@Jonathan Edwards
An idea about a possible mechanism of viral triggering of autoimmunity occurred to me today (one that does not involve molecular mimicry!); can I just run this by you, to see what you think.
When you get a viral infection of cells, this results in lysis of the cell, as the replicated viral particles within the cell burst out. Along with lysis, you get the lysate — the cellular debris that spills out of the ruptured cell. This lysate I presume will contain individual cellular fragments floating off into the bloodstream and lymph fluid.
My thought was that these free-floating cellular fragments might more easily elicit an antibody response against them (being mistaken for pathogens in the blood), giving rise to autoimmunity.
As a way of testing this idea: if it were true that viral cellular lysis could trigger autoimmunity, then you might expect the autoantibodies generated from a given viral infection would only be those that target
antigens found on or within the cells that given virus can infect and rupture (every virus only has a small range of cell types it can infect).
So for each autoimmune disease suspected of being triggered by certain viruses, or associated with certain viruses, one could check to see if the autoantigens in that autoimmune disease were found in or on the cell types which the associated virus infects.
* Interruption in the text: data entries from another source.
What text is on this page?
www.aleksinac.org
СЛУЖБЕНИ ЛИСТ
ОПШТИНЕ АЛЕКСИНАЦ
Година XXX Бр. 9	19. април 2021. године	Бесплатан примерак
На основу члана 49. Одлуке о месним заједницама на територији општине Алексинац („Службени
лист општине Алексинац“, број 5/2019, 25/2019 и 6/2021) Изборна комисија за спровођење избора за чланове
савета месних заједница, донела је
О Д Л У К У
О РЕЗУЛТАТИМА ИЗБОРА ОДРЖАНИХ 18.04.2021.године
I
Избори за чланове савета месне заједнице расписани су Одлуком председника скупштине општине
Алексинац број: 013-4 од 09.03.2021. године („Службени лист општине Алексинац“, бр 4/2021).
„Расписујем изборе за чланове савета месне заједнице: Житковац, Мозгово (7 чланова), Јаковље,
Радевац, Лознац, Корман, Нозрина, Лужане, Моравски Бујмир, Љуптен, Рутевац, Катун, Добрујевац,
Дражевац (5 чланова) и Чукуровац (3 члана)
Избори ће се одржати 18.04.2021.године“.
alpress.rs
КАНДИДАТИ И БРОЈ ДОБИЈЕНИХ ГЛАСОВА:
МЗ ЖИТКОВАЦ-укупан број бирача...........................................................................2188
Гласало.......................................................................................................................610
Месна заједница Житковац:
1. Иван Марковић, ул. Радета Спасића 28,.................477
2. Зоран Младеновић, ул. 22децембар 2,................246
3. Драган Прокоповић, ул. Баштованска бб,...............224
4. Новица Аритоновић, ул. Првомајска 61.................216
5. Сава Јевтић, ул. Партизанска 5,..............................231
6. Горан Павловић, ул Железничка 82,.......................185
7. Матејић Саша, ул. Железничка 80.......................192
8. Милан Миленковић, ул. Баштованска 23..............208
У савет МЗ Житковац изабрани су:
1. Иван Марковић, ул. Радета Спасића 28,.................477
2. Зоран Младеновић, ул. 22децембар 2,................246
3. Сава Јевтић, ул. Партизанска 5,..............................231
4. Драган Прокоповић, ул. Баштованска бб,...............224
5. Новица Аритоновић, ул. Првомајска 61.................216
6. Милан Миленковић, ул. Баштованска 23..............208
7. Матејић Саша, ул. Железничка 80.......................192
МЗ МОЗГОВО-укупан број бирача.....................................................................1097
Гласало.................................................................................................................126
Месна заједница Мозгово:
In the case of ME/CFS, this check actually comes out a positive: we know from Dr Chia's work that in the chronic enterovirus stomach infections found in many ME/CFS patients, it is the parietal cells of the stomach that the enterovirus infects. Now parietal cells possess both cholinergic and adrenergic receptors on their plasma membrane (ref:
1). So that works out, according to the theory, in terms of explaining why cholinergic and adrenergic receptor autoantibodies are found in ME/CFS.
In other words, when these parietal cells are ruptured by enterovirus infection and some cholinergic and adrenergic receptor cellular fragments may float away into the bloodstream, an autoantibody response to these receptors is created.